Monsters like the villain of this particular plot are shown in highly detailed images, the slobbering jaws and detailed eyes on a jackal head contrasting with a thicker, less defined image of a human victim. Such a difference in detail is especially evident with Angel’s “game face” as compared against that of his sire, where his relatively non-detailed face is contrasted against her far more distinct one, concentrating in on her inhumanity compared to his own newfound humanity. However, even this method of discerning a personality through art is not certain, as a flashback to an era long past has overall thicker lines on all and less definition, not making such a distinction between benevolent and malevolent.

Gabriel Cassata’s colors help to give more to the artwork, especially given its concentration on darker scenes.
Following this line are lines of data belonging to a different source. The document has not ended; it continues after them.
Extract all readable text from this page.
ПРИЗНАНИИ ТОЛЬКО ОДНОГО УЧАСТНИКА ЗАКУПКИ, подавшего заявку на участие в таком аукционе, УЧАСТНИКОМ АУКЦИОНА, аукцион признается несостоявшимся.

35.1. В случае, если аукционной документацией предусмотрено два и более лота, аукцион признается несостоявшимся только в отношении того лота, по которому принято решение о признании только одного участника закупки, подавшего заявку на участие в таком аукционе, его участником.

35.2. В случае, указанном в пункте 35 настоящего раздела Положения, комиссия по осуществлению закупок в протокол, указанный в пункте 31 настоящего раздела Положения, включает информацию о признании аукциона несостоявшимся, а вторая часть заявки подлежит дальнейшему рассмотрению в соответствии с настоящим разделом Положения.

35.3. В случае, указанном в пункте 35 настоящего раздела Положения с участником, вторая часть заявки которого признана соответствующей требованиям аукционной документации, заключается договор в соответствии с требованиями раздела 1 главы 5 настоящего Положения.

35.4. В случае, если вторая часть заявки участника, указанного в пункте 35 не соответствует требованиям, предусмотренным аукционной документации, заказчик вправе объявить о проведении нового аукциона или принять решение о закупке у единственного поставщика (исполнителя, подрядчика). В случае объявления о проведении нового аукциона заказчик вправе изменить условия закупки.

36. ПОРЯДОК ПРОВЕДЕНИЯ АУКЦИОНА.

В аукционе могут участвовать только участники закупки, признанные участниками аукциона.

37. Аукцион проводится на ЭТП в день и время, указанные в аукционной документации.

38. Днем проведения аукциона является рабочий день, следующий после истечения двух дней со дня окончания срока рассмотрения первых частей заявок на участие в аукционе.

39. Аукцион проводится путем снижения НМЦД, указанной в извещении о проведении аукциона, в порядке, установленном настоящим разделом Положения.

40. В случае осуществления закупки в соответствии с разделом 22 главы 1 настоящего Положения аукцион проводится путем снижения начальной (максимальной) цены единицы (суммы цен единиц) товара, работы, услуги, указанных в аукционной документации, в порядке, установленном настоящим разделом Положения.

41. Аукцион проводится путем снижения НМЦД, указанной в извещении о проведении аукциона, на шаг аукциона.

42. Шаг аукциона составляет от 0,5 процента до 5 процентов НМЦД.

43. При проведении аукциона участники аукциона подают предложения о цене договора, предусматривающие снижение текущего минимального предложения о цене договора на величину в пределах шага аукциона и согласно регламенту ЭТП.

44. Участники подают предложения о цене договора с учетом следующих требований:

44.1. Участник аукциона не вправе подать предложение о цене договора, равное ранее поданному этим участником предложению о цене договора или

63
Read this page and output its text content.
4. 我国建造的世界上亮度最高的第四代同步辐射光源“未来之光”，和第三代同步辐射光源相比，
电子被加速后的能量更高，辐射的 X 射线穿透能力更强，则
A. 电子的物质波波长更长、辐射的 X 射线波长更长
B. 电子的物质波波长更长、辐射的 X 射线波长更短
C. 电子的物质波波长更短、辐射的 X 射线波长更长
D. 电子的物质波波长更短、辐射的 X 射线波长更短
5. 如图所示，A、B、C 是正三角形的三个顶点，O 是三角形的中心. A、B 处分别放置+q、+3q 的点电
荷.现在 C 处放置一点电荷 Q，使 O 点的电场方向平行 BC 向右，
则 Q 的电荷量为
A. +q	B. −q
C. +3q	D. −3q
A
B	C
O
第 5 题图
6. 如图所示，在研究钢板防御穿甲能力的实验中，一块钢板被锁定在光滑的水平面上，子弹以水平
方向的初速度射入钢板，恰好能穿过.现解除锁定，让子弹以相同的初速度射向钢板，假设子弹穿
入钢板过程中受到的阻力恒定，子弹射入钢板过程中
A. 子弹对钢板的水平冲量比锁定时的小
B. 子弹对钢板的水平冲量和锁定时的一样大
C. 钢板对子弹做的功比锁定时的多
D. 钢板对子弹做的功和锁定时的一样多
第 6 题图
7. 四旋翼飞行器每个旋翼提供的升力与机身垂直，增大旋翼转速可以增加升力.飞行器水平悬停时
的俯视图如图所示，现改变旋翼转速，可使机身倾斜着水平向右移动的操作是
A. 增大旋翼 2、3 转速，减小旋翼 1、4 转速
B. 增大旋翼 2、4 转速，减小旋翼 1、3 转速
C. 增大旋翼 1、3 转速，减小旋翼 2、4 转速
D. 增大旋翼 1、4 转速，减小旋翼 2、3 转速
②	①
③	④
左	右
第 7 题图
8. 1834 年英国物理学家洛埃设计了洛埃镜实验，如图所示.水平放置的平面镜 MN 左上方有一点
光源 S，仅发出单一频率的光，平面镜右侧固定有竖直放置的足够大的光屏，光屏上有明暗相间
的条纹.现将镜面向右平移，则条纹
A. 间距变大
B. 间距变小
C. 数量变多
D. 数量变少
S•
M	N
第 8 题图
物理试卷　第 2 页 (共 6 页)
Some of it feels odd, especially in the use of motion lines at times to make up for some issues with Melnikov’s illustrations, but on the whole it helps to give a good feel for the story, from the relatively muted colors of a flashback to a darker approach in the points in the plot with more focus. The soft blues on a missing person poster contrast well against the bright colors of Fee’s workplace, but otherwise everything is just dark or otherwise shows a dour mood.

Final Verdict: 7.0– Despite a valiant effort, “Angel” #0 isn’t particularly good of an approach for newcomers, requiring some incoming knowledge, and perhaps works best as a companion piece to the core “Buffy the Vampire Slayer” series.